资源(时间、空间和金钱)的限制长期以来影响了各阶层养宠的可能性与方式,中产阶级的饲养规范也常常被不加反思地默认为“常模”。五、治理的工具:反虐待法与帝国的“文明使命”“伴侣动物”概念的扩散,还与19世纪西方的国家治理逻辑密不可分。1824年,世界上第一个动物保护组织——英国皇家防止虐待动物协会(RSPCA)成立。在美国,早期的反虐待法确实标志着法律开始将动物“区别于其他财产形式”,法律地位的升级与动物权利运动之间始终存在张力。在宗主国内部,它被用以规训底层民众的行为——禁止斗狗、禁止虐待役畜,实质上是将中产阶级的道德秩序写入法律条文。
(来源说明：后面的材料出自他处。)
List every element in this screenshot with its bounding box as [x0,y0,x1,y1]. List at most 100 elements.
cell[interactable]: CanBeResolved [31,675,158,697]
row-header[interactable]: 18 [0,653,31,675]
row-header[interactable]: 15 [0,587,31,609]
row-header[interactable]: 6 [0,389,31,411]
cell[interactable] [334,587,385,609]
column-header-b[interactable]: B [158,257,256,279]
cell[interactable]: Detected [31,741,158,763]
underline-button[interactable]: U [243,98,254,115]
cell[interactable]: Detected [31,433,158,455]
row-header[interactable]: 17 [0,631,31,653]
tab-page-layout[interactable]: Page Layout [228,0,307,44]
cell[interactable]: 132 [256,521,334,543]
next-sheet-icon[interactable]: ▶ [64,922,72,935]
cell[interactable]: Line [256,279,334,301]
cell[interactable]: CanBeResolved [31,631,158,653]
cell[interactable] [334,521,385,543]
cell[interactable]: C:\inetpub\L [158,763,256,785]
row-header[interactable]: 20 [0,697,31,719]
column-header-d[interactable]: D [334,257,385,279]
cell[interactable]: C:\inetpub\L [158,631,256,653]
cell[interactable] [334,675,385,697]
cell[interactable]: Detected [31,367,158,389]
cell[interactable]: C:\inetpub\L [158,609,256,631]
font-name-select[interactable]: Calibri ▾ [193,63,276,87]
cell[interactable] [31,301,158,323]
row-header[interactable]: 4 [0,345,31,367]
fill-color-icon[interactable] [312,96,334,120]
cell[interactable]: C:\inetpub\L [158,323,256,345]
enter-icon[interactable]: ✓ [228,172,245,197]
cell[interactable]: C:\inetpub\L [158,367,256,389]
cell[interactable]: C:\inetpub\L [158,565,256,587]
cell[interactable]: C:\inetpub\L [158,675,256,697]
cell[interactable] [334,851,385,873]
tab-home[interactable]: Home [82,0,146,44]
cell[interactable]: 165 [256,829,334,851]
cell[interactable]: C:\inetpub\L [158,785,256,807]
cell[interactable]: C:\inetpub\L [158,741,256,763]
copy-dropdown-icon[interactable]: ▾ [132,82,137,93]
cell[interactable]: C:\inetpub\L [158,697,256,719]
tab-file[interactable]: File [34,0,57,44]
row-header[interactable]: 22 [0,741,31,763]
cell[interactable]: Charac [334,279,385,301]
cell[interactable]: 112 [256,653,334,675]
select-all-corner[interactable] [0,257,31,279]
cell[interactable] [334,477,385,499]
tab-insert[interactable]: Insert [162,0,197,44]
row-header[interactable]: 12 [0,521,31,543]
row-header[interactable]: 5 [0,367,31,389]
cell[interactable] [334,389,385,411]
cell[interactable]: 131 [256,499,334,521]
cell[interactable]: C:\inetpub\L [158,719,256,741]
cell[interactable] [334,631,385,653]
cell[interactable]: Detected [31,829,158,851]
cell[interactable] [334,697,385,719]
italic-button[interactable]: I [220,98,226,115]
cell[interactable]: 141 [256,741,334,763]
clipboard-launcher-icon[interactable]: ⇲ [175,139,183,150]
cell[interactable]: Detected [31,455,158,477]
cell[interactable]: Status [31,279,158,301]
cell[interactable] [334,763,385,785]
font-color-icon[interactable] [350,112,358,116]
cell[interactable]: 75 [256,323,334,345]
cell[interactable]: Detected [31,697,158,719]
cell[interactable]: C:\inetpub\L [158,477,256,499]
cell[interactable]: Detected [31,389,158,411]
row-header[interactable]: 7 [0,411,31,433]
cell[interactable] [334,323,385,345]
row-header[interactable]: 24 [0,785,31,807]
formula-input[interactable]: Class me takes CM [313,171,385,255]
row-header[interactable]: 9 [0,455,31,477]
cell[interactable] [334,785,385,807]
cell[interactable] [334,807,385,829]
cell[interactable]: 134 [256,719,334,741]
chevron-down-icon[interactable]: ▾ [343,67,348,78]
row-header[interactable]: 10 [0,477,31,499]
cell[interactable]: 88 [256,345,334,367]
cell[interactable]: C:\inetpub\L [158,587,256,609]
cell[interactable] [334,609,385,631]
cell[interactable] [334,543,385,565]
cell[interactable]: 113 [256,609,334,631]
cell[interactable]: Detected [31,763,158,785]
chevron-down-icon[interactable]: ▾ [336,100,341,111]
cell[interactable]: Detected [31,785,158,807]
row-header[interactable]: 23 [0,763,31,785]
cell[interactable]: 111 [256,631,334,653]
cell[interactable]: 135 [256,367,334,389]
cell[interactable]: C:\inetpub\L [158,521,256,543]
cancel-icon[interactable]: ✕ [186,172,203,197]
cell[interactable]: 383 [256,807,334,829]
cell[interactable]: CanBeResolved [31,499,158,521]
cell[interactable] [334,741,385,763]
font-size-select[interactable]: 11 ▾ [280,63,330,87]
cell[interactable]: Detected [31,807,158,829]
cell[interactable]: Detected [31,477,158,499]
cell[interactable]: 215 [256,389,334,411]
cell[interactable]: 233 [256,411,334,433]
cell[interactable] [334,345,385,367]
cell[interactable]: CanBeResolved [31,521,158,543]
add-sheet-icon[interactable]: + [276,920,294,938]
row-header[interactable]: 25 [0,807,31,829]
而在殖民地,反虐待法则成为“文明使命”的组成部分。在南非、津巴布韦、印度和菲律宾等地,殖民政府以防治狂犬病、防止虐待动物为名,对当地居民的养犬行为进行管控。美国的动物福利政策同样带有道德扩张主义的色彩。20世纪初,美国在菲律宾推行反虐待法令,被包装为“帝国式的善意”。是否善待动物,成了衡量一个民族是否“文明”的标尺。而这种标尺的刻度,完全由西方定义。六、“伴侣动物”并非普世反观中国历史,猫狗的角色一直以功能性为主——猫捕鼠、狗看家,各有其职。中国古代也有“猫儿契”这类有趣的民间文书,但其核心关切是猫的“尽职”与否,而非情感陪伴。这并非意味着传统中国人不喜爱猫狗,而是说这种情感没有被凝练为一套专门的法律范畴、一套独立的社会制度,甚至一门大学专业。当然,历史上并非没有人把猫狗当宠物来养。但这种关系,往往会被主流儒家伦理审视和规训。最典型的例子是春秋时的卫懿公。他痴迷养鹤,让鹤乘坐只有大夫才能坐的轩车。结果狄人入侵,将士们都说:“派你的鹤将军去打仗吧!”最终卫懿公国破身亡。“卫懿公好鹤”从此成为一个经典的政治反面教材,用以警示玩物丧志的危险。在这种强大的道德压力下,公开的“伴侣式”饲养很难成为主流。慈禧的狗也是“秩序的延伸”。晚清慈禧太后酷爱北京犬,宫廷里养了数百只,血统精细,照顾周到。但这恰恰是皇权的炫耀,这些狗是帝国等级秩序的顶端玩物,是一个孤立的特例,与民间猫狗的生存状态和定位处于完全割裂的两个世界。这就回到了我们之前聊的最关键差别:传统中国社会不需要发明“伴侣动物”这个概念。在中国“人物有情”的宇宙观里,人是万物之灵,但也与万物共感。喜欢猫狗,可以和它们建立深厚感情,但这不需要在“财产”和“法律上的人”之间,为此类动物专门开辟一个“准人格”的特殊法律类别。喜欢一只猫,为它写诗,甚至在它死后厚葬它,这都是人之常情,是个人化的、人文的趣味,不构成一种需要用制度去确认和保障的“权利”。而在基督教文明“动物是资源”的刚性预设下,人如果想把一只狗从纯粹“物”的地位中解放出来,赋予其家庭成员的情感属性,就必然会与现有法律体系产生冲突。于是,才必须发动一场社会运动,去发明一个新概念,来为这种“破例”正名。正因如此,当“伴侣动物”概念进入当代中国法律体系时,其水土不服一目了然。尽管近年出现了为伴侣动物专设福利立法的呼声,但现行法律框架依然将其牢牢框定在“物”的范畴内——只不过是一个“特殊”的物。更有意味的是,即使在欧美内部,“伴侣动物”也是一个碎片化的概念。美国五十个州竟有五十多套独立的伴侣动物定义体系,至今没有联邦层面的统一法律界定。这种法出多门的现象,恰恰说明被包装为普世价值的许多概念,在其“原产地”也远非铁板一块。“伴侣动物”概念的诞生,是特定历史条件下多重力量交汇的产物:它为宠物经济提供了合法性,对第三世界而言,则是西方文明标准的植入。认识到这一点,不是为了否定人与动物之间的情感联结,而是为了破除一种迷思:仿佛只有将动物称为“伴侣”、赋予其准人格地位,才是善待动物的唯一方式。

这是一个典型话语的历史建构过程:它首先是西方内部社会经济变迁的结果,被动物权利运动提炼为道德语言,再通过全球化和法律移植扩散到世界各地。每一套看待人与动物关系的文化传统,都有其自身的合理性和内在逻辑。认识到西方概念的特殊性,有助于我们在面对动物保护议题时,保持一种不卑不亢的思考空间。